If I do the other extreme, and give it one edge/pair of steps at a time, it needs less examples, and can quickly figure out what to implement. It’s harder for me to do this manually so I didn’t experiment with this too much. I’ll need an actual graph model to generate these different length paths and attempt a breadth-first traversal.

UML Patterns

Instead of a uml diagram, I’d like it to follow uml patterns per project found in site\uml\*.md. It’s basically naming conventions and relationships between them or code snippets for method bodies.

These are the types in order of importance:

overview: This contains the DSL description. I will rework it this week.

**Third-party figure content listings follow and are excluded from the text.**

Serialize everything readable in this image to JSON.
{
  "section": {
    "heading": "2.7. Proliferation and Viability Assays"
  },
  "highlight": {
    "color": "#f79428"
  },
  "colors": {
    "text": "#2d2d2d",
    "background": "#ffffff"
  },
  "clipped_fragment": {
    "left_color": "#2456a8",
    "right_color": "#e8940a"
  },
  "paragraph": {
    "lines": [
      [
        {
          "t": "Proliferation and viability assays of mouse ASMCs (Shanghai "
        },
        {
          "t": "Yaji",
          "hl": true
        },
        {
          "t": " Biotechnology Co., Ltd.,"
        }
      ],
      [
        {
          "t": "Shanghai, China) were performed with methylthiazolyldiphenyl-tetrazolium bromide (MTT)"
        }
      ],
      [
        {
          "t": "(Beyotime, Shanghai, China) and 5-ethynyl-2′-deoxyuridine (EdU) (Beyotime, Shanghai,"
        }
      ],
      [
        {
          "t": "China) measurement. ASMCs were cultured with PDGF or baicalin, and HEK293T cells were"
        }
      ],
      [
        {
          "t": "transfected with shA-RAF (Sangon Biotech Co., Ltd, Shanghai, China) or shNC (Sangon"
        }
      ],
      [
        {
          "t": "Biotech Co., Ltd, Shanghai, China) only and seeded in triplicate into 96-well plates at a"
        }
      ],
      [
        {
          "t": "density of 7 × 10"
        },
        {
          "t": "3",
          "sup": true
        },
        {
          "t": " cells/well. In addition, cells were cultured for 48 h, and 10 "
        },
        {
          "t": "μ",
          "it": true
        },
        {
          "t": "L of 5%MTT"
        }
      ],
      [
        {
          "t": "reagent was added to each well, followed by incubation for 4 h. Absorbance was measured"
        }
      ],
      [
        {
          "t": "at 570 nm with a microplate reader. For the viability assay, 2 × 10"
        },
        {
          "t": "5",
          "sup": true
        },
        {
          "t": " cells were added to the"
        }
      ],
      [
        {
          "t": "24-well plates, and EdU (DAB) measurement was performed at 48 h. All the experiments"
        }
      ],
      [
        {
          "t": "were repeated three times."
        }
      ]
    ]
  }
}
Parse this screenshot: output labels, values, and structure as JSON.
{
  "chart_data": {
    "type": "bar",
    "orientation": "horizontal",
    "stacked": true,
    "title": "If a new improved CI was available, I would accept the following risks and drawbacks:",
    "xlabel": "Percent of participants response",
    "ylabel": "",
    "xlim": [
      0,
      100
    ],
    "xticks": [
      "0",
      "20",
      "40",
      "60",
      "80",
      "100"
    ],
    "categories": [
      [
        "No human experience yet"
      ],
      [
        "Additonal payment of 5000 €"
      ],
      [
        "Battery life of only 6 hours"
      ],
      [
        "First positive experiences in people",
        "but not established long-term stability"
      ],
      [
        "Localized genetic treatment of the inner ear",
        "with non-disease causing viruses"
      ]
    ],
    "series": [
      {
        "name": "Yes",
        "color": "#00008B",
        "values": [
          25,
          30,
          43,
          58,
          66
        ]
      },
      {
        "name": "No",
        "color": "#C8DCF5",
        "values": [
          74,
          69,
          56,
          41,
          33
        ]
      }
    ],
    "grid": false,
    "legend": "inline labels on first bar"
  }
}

The version you see has been maintained by Claude when it was creating the class patterns.
class: These are basically lists of regex defining what the public method signatures are and what each class or method is responsible for.
interaction: Instead of a sequence diagram, these are code snippets like the ones I’d find on Stack Overflow. I had it create the samples used here but I have a feeling it’s overkill and it doesn’t need all of them. Once I can delete the src/test directory and build the project from scratch, I’ll confirm if it actually uses it. For xtext specific stuff, I think it’ll need it or maybe even for test code creation but I don’t think it needs it for much else.
package: I try to focus it on specific classes and not read the entire code base. This is done by using JaCoCo runs for a passing test. Sometimes it needs to know where the other classes are and this file describes what each class does.
communication: Right now the refactoring is between methods in the class or methods from the single SheepDogUtility class. However each test case has a corresponding pattern in the code. I was trying to capture that here so that the refactoring phase could determine how to divide up the work between more than one class. The labels like Suggest or Correct correspond to these patterns. I’ll test how effective it is once I can delete the whole project after resolving the src/test issues.

DSL Vocabulary and Grammar

Capturing the intention

I haven’t had to write much of a description for my features or scenarios. I invest my time in having a good automated test and already plan on upgrading my DSL to be more expressive (As suggested by Claude so it can express itself better :)).

That said, I feel having a good description at the top of the feature file to capture the intention makes up for gaps in my DSL.

feature intention
happy path
exception paths, typically don’t need implementation if the first two bullets are done well enough.

Statistical Process Control

Some short test cases take longer than a long test case. I wonder if that’s because the longer test case is more descriptive or is it something else?

Perhaps I have a hammer and am just looking for a nail but I think I need to make a chart to look for common cause and special cause variation here! It’ll be a fun exercise to find the causes of what makes some tests take longer than the average, sometimes twice as long. I’d then feed that data back into the overall process so that it can try a sequence of smaller tests or automatically add an example to the uml-interaction.md file to help it jump to the conclusion if it consistently struggles with a test case.